Augsburger Allgemeine (Land West)
Geht nicht gibt’s bei ihr nicht
Regina Ziegler ist die erfolgreichste deutsche Filmproduzentin. Heute erhält sie einen Preis, der nach einer anderen Kinogröße aus Deutschland benannt ist
Für lange Partynächte hat Regina Ziegler ein bewährtes Durchhalterezept: Tomatensaft mit Pfeffer, Zitrone und Eiswürfeln. Allerdings wird die Grande Dame der deutschen Filmproduktion an diesem Freitag vielleicht eine Ausnahme machen und sich ein Gläschen Champagner gönnen. Verdientermaßen: Heute wird sie von der Allianz Deutscher Film- und Fernsehproduzenten für ihr Lebenswerk geehrt. Und das kann sich sehen lassen: Es umfasst 500 Filme.

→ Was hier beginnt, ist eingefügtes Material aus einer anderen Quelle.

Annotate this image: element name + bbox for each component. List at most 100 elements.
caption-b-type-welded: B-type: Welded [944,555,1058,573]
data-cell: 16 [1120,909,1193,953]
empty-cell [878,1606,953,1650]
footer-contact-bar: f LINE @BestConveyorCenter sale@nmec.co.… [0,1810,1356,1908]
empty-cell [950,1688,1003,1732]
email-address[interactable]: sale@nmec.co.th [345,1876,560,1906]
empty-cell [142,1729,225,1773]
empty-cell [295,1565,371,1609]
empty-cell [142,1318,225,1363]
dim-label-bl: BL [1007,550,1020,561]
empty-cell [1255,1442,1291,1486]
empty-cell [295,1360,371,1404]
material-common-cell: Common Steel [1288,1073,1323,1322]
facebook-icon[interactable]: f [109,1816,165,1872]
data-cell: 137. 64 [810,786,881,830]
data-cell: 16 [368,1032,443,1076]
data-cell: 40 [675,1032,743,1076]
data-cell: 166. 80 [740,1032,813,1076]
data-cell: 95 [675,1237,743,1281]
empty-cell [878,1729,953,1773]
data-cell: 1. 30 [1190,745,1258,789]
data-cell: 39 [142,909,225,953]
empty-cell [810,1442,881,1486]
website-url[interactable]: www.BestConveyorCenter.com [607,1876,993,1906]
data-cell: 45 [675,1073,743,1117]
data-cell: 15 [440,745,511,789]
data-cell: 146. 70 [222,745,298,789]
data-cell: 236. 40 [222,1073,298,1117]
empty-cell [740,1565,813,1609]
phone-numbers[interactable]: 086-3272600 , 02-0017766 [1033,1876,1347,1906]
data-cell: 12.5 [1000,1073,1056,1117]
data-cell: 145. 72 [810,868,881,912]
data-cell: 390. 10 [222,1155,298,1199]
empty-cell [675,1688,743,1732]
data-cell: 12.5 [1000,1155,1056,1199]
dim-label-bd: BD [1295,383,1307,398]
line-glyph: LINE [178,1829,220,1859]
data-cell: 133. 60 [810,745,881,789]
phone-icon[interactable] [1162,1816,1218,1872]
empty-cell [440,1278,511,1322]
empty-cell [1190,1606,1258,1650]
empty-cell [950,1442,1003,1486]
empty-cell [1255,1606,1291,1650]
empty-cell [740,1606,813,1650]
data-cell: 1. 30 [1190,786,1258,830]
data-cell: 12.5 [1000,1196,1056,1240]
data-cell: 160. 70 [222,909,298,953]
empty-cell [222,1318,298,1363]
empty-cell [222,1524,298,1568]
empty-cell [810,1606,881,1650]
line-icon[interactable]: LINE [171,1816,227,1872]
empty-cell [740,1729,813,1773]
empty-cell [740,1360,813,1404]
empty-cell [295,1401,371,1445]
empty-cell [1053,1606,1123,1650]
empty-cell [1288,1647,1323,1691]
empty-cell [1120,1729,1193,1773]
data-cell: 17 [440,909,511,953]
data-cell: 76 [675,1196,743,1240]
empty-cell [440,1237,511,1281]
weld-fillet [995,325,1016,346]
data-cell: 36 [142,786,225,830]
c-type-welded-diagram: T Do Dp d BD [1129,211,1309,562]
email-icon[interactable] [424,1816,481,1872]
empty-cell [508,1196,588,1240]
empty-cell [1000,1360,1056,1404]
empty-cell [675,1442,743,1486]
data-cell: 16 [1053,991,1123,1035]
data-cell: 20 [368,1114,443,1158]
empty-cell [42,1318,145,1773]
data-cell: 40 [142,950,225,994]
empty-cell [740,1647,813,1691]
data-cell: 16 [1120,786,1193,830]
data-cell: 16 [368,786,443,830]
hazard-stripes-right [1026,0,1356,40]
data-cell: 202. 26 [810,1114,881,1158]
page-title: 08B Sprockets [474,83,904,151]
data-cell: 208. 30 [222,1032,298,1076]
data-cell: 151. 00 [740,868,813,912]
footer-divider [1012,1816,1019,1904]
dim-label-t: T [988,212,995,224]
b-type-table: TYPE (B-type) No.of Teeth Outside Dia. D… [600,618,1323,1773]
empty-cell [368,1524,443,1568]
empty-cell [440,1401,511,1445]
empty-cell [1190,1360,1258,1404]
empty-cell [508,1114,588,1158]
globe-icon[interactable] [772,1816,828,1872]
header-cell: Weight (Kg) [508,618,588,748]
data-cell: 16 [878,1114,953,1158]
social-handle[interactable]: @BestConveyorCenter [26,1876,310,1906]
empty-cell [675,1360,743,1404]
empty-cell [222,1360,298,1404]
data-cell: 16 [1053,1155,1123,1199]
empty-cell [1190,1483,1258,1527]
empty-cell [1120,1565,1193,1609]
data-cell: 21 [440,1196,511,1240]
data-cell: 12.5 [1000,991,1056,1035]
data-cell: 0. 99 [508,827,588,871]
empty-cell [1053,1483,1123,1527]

Die jüngste ihrer oft aufsehenerregenden Produktionen ist der
ARD-Zweiteiler „Gladbeck“. Zur langen Liste ihrer Kinoerfolge gehören Filme wie „Return to Montauk“von Volker Schlöndorff, „Solo für Klarinette“(Nico Hofmann) oder „Korczak“(Andrzej Wajda). Zieglers Trophäenschrank ist gut gefüllt, darunter der Grimme-Preis und ein Emmy Award. Doch der nach Carl Laemmle benannte Preis für ihr Lebenswerk ist auch für sie eine besondere Auszeichnung. Der im oberschwäbischen Laupheim geborene Sohn eines jüdischen Viehhändlers war in die USA ausgewandert und hatte es dort vom Laufburschen zu einem der mächtigsten Studiobosse Hollywoods gebracht. Als Ziegler von der Ehrung erfuhr, war sie gerade in
New York. Dort war Laemmle im Jahr 1884 mit einem Auswandererdampfer angekommen. „Deutschamerikanischer geht es gar nicht“, sagt Ziegler.
„An diesem Ort zu erfahren, dass man zur Trägerin eines
Preises geworden ist, der nach dem berühmten Deutschamerikaner benannt ist …“
Über mindestens eine der Eigenschaften Laemmles verfügt auch Ziegler: Mut zum Risiko. Die 40 000 Euro, mit denen der Preis dotiert ist, sind natürlich eine Stange Geld und doch fast nichts im Vergleich zu dem, was die in der Harz-Stadt Quedlinburg geborene Produzentin oft für die Verwirklichung von Filmprojekten riskiert. In den Anfangsjahren ihrer Karriere nannte sie sich selbstironisch „die Minus-Millionärin“. Nach einem abgebrochenen Jurastudium, einer Ausbildung zur Wirtschaftsdolmetscherin und einigen Jahren als Assistentin beim Sender Freies Berlin wagte sie 1973 den Sprung in die Selbstständigkeit. Mit geliehenem Geld produzierte sie als 29-Jährige ihren ersten Film: „Ich dachte, ich wäre tot“in der Regie von Wolf Gremm, der später ihr Ehemann wurde, vor drei Jahren jedoch starb.
Dass Ziegler längst international zu den Großen gehört, zeigt sich nicht zuletzt daran, dass das Museum oft Modern Art in New York ihr Schaffen mit einer Retrospektive würdigte. Eine Ehre, die unter deutschen Filmemachern nur noch Rainer Werner Fassbinder zuteilwurde. Auch mit 74 denkt sie nicht ans Aufhören. Zu ihren aktuellen Projekten gehört unter anderem die Kinoversion des Musicals „Ich war noch niemals in New York“. Herausforderungen sind das Lebenselixier von Regina Ziegler – nicht ohne Grund hat sie ihrer Autobiografie den Titel gegeben: „Geht nicht gibt’s nicht“.